Our employment rates have consistently outperformed national averages, which we attribute to our strong legal writing and skills programs, extensive externship and other live-client training opportunities, a dedicated career development office, and a mentoring program that pairs students with alumni based on desired practice areas.

Second, we have two secret weapons: our people and our size. Two of our faculty members pioneered a highly successful summer bar tutoring program many years ago. Participating students pass the bar on their first attempt at a much higher rate than predicted by their academic performance. We improved this effort as part of our 100-100 initiative through careful statistical analysis to identify at-risk students.

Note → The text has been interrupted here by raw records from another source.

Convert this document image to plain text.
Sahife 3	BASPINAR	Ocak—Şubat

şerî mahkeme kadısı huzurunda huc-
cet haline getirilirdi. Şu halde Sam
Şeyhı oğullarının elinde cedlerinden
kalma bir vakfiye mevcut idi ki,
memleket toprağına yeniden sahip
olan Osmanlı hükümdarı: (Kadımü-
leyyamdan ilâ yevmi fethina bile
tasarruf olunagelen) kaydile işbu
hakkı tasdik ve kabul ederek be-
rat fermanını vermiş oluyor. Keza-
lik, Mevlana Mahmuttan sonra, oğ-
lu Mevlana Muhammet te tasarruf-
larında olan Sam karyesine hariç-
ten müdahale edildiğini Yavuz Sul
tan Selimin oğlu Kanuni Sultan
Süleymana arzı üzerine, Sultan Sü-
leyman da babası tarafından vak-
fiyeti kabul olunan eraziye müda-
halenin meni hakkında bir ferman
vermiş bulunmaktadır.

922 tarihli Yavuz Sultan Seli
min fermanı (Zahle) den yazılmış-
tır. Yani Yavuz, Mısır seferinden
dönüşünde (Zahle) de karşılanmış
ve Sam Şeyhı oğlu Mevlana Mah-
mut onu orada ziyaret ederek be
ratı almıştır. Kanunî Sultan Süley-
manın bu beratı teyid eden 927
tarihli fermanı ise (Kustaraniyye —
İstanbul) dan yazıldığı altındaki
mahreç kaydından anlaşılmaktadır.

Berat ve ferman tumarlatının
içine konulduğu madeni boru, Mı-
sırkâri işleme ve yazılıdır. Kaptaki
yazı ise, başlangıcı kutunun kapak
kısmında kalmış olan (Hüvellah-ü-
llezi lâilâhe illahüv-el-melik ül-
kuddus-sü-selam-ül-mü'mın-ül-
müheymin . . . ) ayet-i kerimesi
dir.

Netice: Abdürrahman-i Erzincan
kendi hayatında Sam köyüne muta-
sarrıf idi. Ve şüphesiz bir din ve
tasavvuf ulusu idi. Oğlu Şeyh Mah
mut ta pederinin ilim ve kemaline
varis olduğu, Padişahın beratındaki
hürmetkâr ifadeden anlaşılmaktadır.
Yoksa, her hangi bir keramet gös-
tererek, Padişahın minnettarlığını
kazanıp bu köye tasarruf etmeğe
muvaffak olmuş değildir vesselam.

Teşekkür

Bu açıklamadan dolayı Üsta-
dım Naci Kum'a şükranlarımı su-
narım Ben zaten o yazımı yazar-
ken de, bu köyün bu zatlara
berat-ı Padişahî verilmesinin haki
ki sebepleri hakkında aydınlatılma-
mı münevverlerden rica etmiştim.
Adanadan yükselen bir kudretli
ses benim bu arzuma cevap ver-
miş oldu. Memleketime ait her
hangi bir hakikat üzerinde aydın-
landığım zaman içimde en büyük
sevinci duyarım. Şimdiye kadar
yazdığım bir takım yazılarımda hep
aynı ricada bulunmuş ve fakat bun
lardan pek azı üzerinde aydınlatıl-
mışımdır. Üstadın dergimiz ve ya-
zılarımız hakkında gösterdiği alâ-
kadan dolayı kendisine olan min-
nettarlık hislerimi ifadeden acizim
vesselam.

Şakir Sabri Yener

Another faculty member joined this team to expand our academic support through the second and third years. We had been providing support to 1L students, and then to graduating 3Ls whose performance suggested a high risk of bar failure. Yet we provided no formal academic support in between, which is important not only to bar passage but to overall success in law school and beyond. This new support includes formal and informal information sharing about what it takes to succeed in law school and on the bar exam and new, upper-level academic support courses for students who continue to struggle academically.

Others on our faculty have also stepped up to support these efforts. Many are adding formative assessments to their courses and using summative assessments that both test traditional law school analytical ability and are relevant to the bar exam. (Summative assessments are those whereby students are evaluated after completion of a course with the goal of judging student achievement.)

The small size of our school (currently at a total enrollment of approximately 300 students) allows our faculty and staff to have an even greater impact. Especially for students who are struggling—either academically or in their search for employment—individual counseling and attention helps tremendously. Each student might struggle with slightly different issues. Some might need help with exam anxiety. Others need more one-on-one feedback on the structure and analysis of their practice essay answers. Many need help on strategies for taking the Multistate Performance Test (including timing and organization as well as analysis) or in analyzing multiple-choice questions. The small size of our school allows us to meet these students’ needs on an individual level.

The 100-100 Initiative’s True Measure of Success

Despite this success, we have not yet attained 100% in either bar passage or professional employment, although our class of 2018 came very close with a 97% professional employment rate. Some might argue that this proves our quest to be unrealistic, but that misses the point. The sheer ambition of the 100-100 initiative has inspired innovation and improvement among faculty and students alike. Our measure of success is that every additional student who passes the bar on his or her first attempt, and every student who finds a rewarding job, is another graduate who can pursue his or her professional dreams.

Acknowledgments

The author thanks Professors Louisa Heiny, Dave Hill, and Bill Richards, and Associate Director of Career Development Jaclyn Howell, for their input on this article as well as their service to S.J. Quinney College of Law students.

Notes

  1. A significant majority of our students take the Utah bar exam. Because the ABA only recently required tracking of nationwide bar passage, we do not have the same longitudinal data for other states. However, our pass rates have also improved over the past two years, for which we have collected nationwide data. (Go back)
  2. J.D.-advantage jobs are those for which a J.D. provides an advantage in obtaining the job or may be required, but for which bar passage is not required. (Go back)

Portrait photo of Robert W. AdlerRobert W. Adler was the Jefferson B. and Rita E. Fordham Dean at the S.J. Quinney College of Law from 2013 to 2019. He recently stepped down and is returning to the full-time teaching faculty.